With Microsoft’s Xbox and Windows 10 press event right around the corner, Jordan P. and I thought we would give our impressions of what could be in store.

Jordan’s Predictions:

Gears of Wars 4

No doubt, Microsoft’s biggest Xbox game this year, and will undoubtedly make an appearance at the event. Expect the Gears 4 presentation to focus on multiplayer, as a beta is expected to launch this spring. The event will most likely provide information on the beta such as game modes, maps and a release date. Microsoft will most likely tease a bigger reveal of the game’s campaign for this year’s E3.

Crackdown 3

With the multiplayer portion of Crackdown 3 expected to launch this summer, we will probably get a better look of what it has to offer. Expect the demo to focus on  citywide destruction powered by the cloud, again, but with other players. There has been some confusion as to whether Crackdown 3’s multiplayer will officially launch this summer or if it will just be a beta; expect an official announcement during the event.

ReCore

ReCore was one of the more exciting announcements from last year’s E3, but news on the game has been sparse. With the game scheduled to launch this fall, expect some updates during the event. Microsoft may want to hold the gameplay reveal for E3, but a trailer featuring in-game footage is entirely possible. The developers may also be present and give better insight on the game.

Mahmood’s Predictions:

Fable Legends

Fable Legends will show off cross-play between PC and Xbox One and should set a new standard for Xbox Live, as avid PC gamers enter the fray. Cross-play coincides with Microsoft’s vision of platform integration, and will likely set a new precedent for upcoming Xbox and Windows 10 exclusive games with multiplayer.

Cloud Computing

Expect the Cloud to make a reappearance. I think what we saw with Crackdown 3’s utilization of the cloud was only the beginning. Microsoft have a potential game changer up their sleeves. Our own TIC podcast did discuss how cloud computing could propel web browser gaming and make it a legit way to play AAA video games and more.

Steam

Rumors surfaced of an Xbox subdomain was found in Steam. Could this be a marriage of the two? Could Steam games be on their way to Xbox dashboards all over the world? Again, TIC podcast discussed this possibility. It might seem ambitious, but with the current rate of technological advancement, who knows.

DirectX 12

Yes, our beloved DX 12 is sure to make an appearance. And why? Because it services both Windows 10 and Xbox One! The word is already out that DirectX 12 is significantly boosting GameCube/Wii emulator performance on PC, reaching a zillion frames per second. But in all seriousness, DirectX 12 will be a holistic rewrite of how efficiently PC and Xbox One games will make use of hardware.

Cortana

Expect Windows 10’s savvy assistant to make her overdue debut on Xbox One. Some were gutted that Kinect wasn’t needed for Cortana and that any headset will do just fine. Preview members got to sample Cortana recently and its very likely that it’ll be available to the public soon.

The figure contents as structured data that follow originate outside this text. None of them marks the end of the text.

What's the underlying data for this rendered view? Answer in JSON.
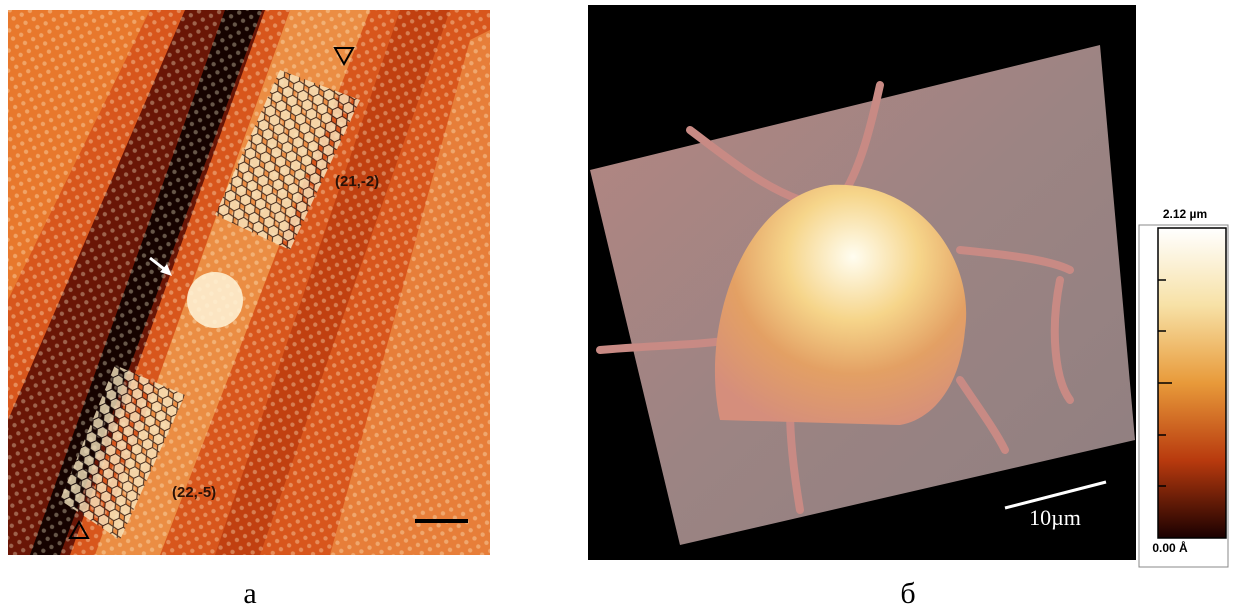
{
  "panels": [
    {
      "caption": "а",
      "annotations": [
        "(21,-2)",
        "(22,-5)"
      ]
    },
    {
      "caption": "б",
      "scale_bar": "10µm",
      "colorbar": {
        "max_label": "2.12 µm",
        "min_label": "0.00 Å"
      }
    }
  ]
}
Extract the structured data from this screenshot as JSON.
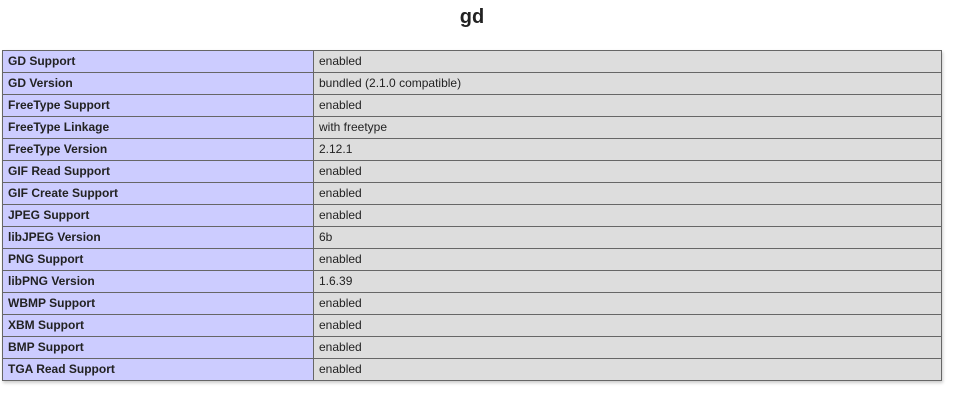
{
  "section": {
    "title": "gd"
  },
  "table": {
    "rows": [
      {
        "label": "GD Support",
        "value": "enabled"
      },
      {
        "label": "GD Version",
        "value": "bundled (2.1.0 compatible)"
      },
      {
        "label": "FreeType Support",
        "value": "enabled"
      },
      {
        "label": "FreeType Linkage",
        "value": "with freetype"
      },
      {
        "label": "FreeType Version",
        "value": "2.12.1"
      },
      {
        "label": "GIF Read Support",
        "value": "enabled"
      },
      {
        "label": "GIF Create Support",
        "value": "enabled"
      },
      {
        "label": "JPEG Support",
        "value": "enabled"
      },
      {
        "label": "libJPEG Version",
        "value": "6b"
      },
      {
        "label": "PNG Support",
        "value": "enabled"
      },
      {
        "label": "libPNG Version",
        "value": "1.6.39"
      },
      {
        "label": "WBMP Support",
        "value": "enabled"
      },
      {
        "label": "XBM Support",
        "value": "enabled"
      },
      {
        "label": "BMP Support",
        "value": "enabled"
      },
      {
        "label": "TGA Read Support",
        "value": "enabled"
      }
    ]
  },
  "colors": {
    "label_cell_bg": "#ccccff",
    "value_cell_bg": "#dddddd",
    "cell_border": "#666666",
    "text": "#222222",
    "page_bg": "#ffffff"
  }
}
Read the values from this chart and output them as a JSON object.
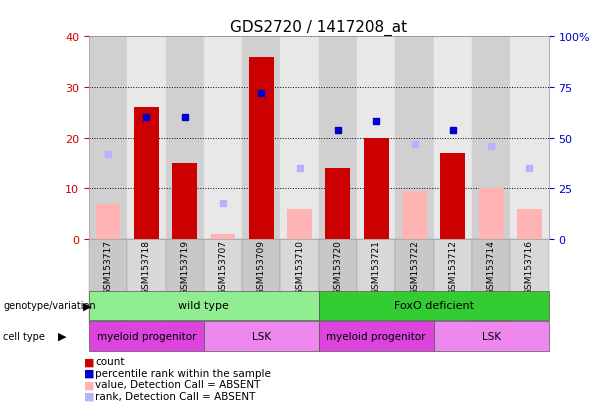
{
  "title": "GDS2720 / 1417208_at",
  "samples": [
    "GSM153717",
    "GSM153718",
    "GSM153719",
    "GSM153707",
    "GSM153709",
    "GSM153710",
    "GSM153720",
    "GSM153721",
    "GSM153722",
    "GSM153712",
    "GSM153714",
    "GSM153716"
  ],
  "counts": [
    null,
    26,
    15,
    null,
    36,
    null,
    14,
    20,
    null,
    17,
    null,
    null
  ],
  "counts_absent": [
    7,
    null,
    null,
    1,
    null,
    6,
    null,
    null,
    9.5,
    null,
    10,
    6
  ],
  "percentile_rank": [
    null,
    60,
    60,
    null,
    72,
    null,
    54,
    58,
    null,
    54,
    null,
    null
  ],
  "rank_absent": [
    42,
    null,
    null,
    18,
    null,
    35,
    null,
    null,
    47,
    null,
    46,
    35
  ],
  "ylim_left": [
    0,
    40
  ],
  "ylim_right": [
    0,
    100
  ],
  "yticks_left": [
    0,
    10,
    20,
    30,
    40
  ],
  "yticks_right": [
    0,
    25,
    50,
    75,
    100
  ],
  "ytick_labels_right": [
    "0",
    "25",
    "50",
    "75",
    "100%"
  ],
  "bar_color": "#cc0000",
  "bar_absent_color": "#ffb3b3",
  "dot_color": "#0000cc",
  "dot_absent_color": "#b3b3ff",
  "left_yaxis_color": "#cc0000",
  "right_yaxis_color": "#0000cc",
  "col_bg_even": "#d0d0d0",
  "col_bg_odd": "#e8e8e8",
  "genotype_groups": [
    {
      "label": "wild type",
      "start": 0,
      "end": 5,
      "color": "#90ee90"
    },
    {
      "label": "FoxO deficient",
      "start": 6,
      "end": 11,
      "color": "#33cc33"
    }
  ],
  "cell_groups": [
    {
      "label": "myeloid progenitor",
      "start": 0,
      "end": 2,
      "color": "#dd44dd"
    },
    {
      "label": "LSK",
      "start": 3,
      "end": 5,
      "color": "#ee88ee"
    },
    {
      "label": "myeloid progenitor",
      "start": 6,
      "end": 8,
      "color": "#dd44dd"
    },
    {
      "label": "LSK",
      "start": 9,
      "end": 11,
      "color": "#ee88ee"
    }
  ],
  "legend_items": [
    {
      "label": "count",
      "color": "#cc0000"
    },
    {
      "label": "percentile rank within the sample",
      "color": "#0000cc"
    },
    {
      "label": "value, Detection Call = ABSENT",
      "color": "#ffb3b3"
    },
    {
      "label": "rank, Detection Call = ABSENT",
      "color": "#b3b3ff"
    }
  ]
}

More Cross-Buy/Play Titles

For some Xbox One fans, the sky was falling when Quantum Break was announced for PC. However, if you’ve been paying attention to Microsoft’s messaging for the past two years, the announcement shouldn’t have been a surprise. Expect more Xbox franchises to make their way to the Windows 10 store, and further break down platform walls.

Universal Windows 10 App on Xbox One

Tic Podcast also discussed this possibility, but is this one a bit farfetched? Could breaking down platform walls really be as deep as this? Could any Windows 10 app really run in every platform within the Windows 10 ecosystem? Things are all crazy now with the accelerated pace of Microsoft’s vision, so let’s not rule this one out just yet.

Stream PC Games to Xbox One

Finally, the drop the mic moment, drum roll please…. Microsoft could announce streaming PC games to Xbox One since rumors suggest its already working on it. The PC and Xbox One are now siblings in the Windows 10 ecosystem and nothing screams breaking down walls more than this. Perhaps if this comes to fruition, then it could be a true game changer if implemented correctly.